The author is Chair of the International Sustainability Standards Board
Government action is necessary if we are to combat climate change. However, no single jurisdiction can be successful simply by imposing rules on its local market participants. There should be a global outlook, but multilateral policy making is currently low.
To meet challenges of this magnitude, nations must harness what Gelsomina Vigliotti, vice-president of the European Investment Bank, called the “power and ingenuity” of markets.
Markets are self-generating sources of finance that shape business models and transform economies. When used correctly, they can present a massive solution.
Ahead of November’s COP27 climate talks in Egypt, debate is raging over a $100 billion pledge by developed countries to help poor countries transition to a low-carbon economy.
However, Pascal Lamy, former director-general of the World Trade Organization, has argued that the creation of the International Sustainability Standards Board (ISSB) was “a real success”. Capital markets can trade trillions if properly managed and informed.

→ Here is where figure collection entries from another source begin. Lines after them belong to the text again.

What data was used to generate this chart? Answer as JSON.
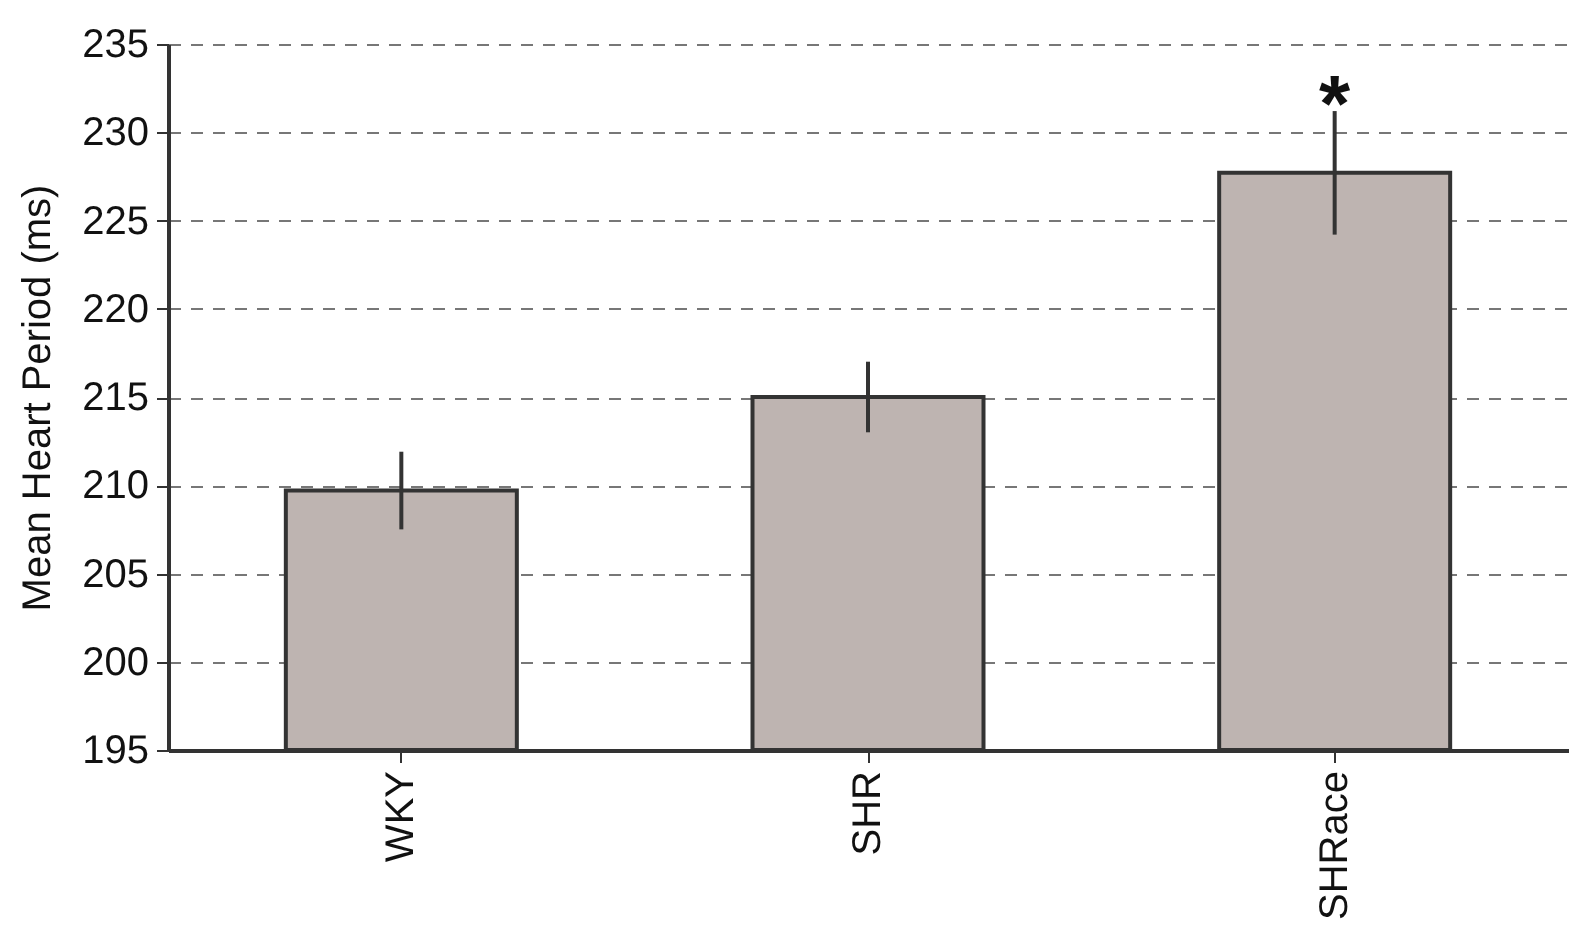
{
  "chart_data": {
    "type": "bar",
    "ylabel": "Mean Heart Period (ms)",
    "categories": [
      "WKY",
      "SHR",
      "SHRace"
    ],
    "values": [
      209.7,
      215.0,
      227.7
    ],
    "errors": [
      2.2,
      2.0,
      3.5
    ],
    "color": "#beb4b1",
    "ylim": [
      195,
      235
    ],
    "yticks": [
      195,
      200,
      205,
      210,
      215,
      220,
      225,
      230,
      235
    ],
    "grid": "y",
    "annotations": [
      "*"
    ]
  }
}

But they can only play this important role if they work with high-quality, comparable and consistent information on which investment decisions can be relied.
The ISSB, supported by G20 leaders and other international institutions, is responsible for providing language and developing standards that create a broad global basis for sustainability disclosure for capital markets.
The ISSB has also created forums to offer multilateral solutions – such as a judicial working group bringing together China, the European Union, Japan, the UK and the US – and a specific bilateral dialogue, including the EU. The need for an international orientation is clear.
A recent EU directive states that the bloc’s standards “contribute to the process of convergence of sustainability reporting standards worldwide” and should be integrated into the ISSB global baseline when consistent with EU objectives. .
The goals of the European Green Deal would not be achieved without the use of global capital markets and this requires interoperability between the two approaches.
In contrast, the EU can make a major contribution to the work of the ISSB.
Different approaches to “materiality” – i.e. what should be disclosed – are currently being discussed in the market.
This concept, as used in accounting regulations and capital markets language, should not be ignored. The standards proposed by the ISSB require a company to explicitly disclose information that provides investors with a solid basis for considering consistency issues in their investment and voting decisions.
This information is aligned with the established definition of materiality in accounting standards to ensure completeness and clarity. The definition requires companies to disclose any information that could reasonably be expected to influence an investment decision when it is missing, inaccurate or unclear. Their application requires judgment and regular analysis.
The material that is considered in the area of sustainability is constantly evolving. The term ‘dynamic materiality’ is a recognition that capital markets, policy makers and academic researchers are making rapid progress in assessing the importance of sustainability.
For example, in the standard accounting model, we do not fully consider that enterprise value, a measure of a company’s overall worth, is a function of capital demand and supply, not unlike what investors prefer. The multidimensional nature of sustainability can shed a different light on the nature of these decisions.
This growth is an essential part of our work, because what is important for investors is dynamic and variable. The ISSB’s consultation phase on the first two proposed sustainability disclosure standards has just ended.
The rich feedback we have already received will enable us to create a set of standards that will enable capital markets to become a true ally in the global effort towards sustainable climate change.